Adding df column finding matching values in another df for both indexed values and a dynamic source column?
You can set ID_number
as index in df2
,then use pd.Index.get_indexer
here.
df2 = df2.set_index('ID_number')
r = df2.index.get_indexer(df['ID'])
c = df2.columns.get_indexer(df['value'])
df['new_col'] = df2.values[r, c]
df
ID to ignore value new_col
0 6 foo A 0.88
1 2 whatever B 0.22
2 4 idk A 0.84
Timeits
Benchmarked using the below setup:
Tested on Ubuntu 20.04.1 LTS(focal), Cpython3.8.5, Ipython shell(7.18.1), pandas(1.1.4), numpy(1.19.2)
Setup
df2 = pd.DataFrame(
{
"ID_number": np.arange(1, 1_000_000 + 1),
"A": np.random.rand(1_000_000),
"B": np.random.rand(1_000_000),
}
)
df = pd.DataFrame(
{
"ID": np.random.randint(1, 1_000_000, 50_000),
"to ignore": ["anything"] * 50_000,
"value": np.random.choice(["A", "B"], 50_000),
}
)
Resutls:
@Vaishali
In [57]: %%timeit
...: mapper = df2.set_index('ID_number').to_dict('index')

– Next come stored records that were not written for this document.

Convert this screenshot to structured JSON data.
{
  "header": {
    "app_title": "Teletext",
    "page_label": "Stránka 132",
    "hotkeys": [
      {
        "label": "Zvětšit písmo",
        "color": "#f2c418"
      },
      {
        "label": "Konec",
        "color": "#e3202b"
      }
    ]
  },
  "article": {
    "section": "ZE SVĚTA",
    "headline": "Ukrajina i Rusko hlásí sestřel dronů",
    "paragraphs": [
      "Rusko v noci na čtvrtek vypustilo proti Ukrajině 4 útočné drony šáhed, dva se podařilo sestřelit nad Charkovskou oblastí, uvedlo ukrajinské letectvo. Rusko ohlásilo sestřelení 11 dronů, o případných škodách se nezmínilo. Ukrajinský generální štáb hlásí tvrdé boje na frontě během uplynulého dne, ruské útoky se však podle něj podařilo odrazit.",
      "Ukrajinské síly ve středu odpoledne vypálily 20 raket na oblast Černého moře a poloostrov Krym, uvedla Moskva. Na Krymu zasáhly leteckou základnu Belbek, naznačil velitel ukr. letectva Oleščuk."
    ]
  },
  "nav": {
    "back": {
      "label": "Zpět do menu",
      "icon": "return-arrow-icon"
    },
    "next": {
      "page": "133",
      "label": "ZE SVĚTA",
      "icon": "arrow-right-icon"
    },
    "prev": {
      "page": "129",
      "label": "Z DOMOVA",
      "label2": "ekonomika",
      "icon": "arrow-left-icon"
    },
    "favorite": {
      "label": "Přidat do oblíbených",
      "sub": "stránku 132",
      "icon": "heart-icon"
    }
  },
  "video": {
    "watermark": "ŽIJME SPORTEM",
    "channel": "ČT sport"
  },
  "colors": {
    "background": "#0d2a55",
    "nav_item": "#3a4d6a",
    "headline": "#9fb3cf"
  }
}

...: df['NewCol'] = df.apply(lambda x: mapper[x['ID']][x['value']], axis =
...: 1)
...:
...:
2.09 s ± 68.2 ms per loop (mean ± std. dev. of 7 runs, 1 loop each)
@Ch3steR
In [58]: %%timeit
...: t = df2.set_index('ID_number')
...: r = t.index.get_indexer(df['ID'])
...: c = t.columns.get_indexer(df['value'])
...: df['new_col'] = df2.values[r, c]
...:
...:
49.7 ms ± 2.69 ms per loop (mean ± std. dev. of 7 runs, 10 loops each)
@Mayank
In [59]: %%timeit
...: x = df2.set_index('ID_number').stack()
...: y = df.set_index(['ID', 'value'])
...: y['NewCol'] = y.index.to_series().map(x.to_dict())
...: y.reset_index(inplace=True)
...:
...:
3.41 s ± 226 ms per loop (mean ± std. dev. of 7 runs, 1 loop each)
@Jezrael
In [60]: %%timeit
...: df11 = (df2.melt('ID_number', value_name='NewCol', var_name='value')
...: .drop_duplicates(['ID_number','value'])
...: .rename(columns={'ID_number':'ID'}))
...: df.merge(df11, on=['ID','value'], how='left')
...:
...:
693 ms ± 16.1 ms per loop (mean ± std. dev. of 7 runs, 1 loop each)
You can use DataFrame.melt
with DataFrame.merge
, advantage is this solution working well if no match:
df11 = (df2.melt('ID_number', value_name='NewCol', var_name='value')
.drop_duplicates(['ID_number','value'])
.rename(columns={'ID_number':'ID'}))
df = df.merge(df11, on=['ID','value'], how='left')
print (df)
ID to ignore value NewCol
0 6 foo A 0.88
1 2 whatever B 0.22
2 4 idk A 0.84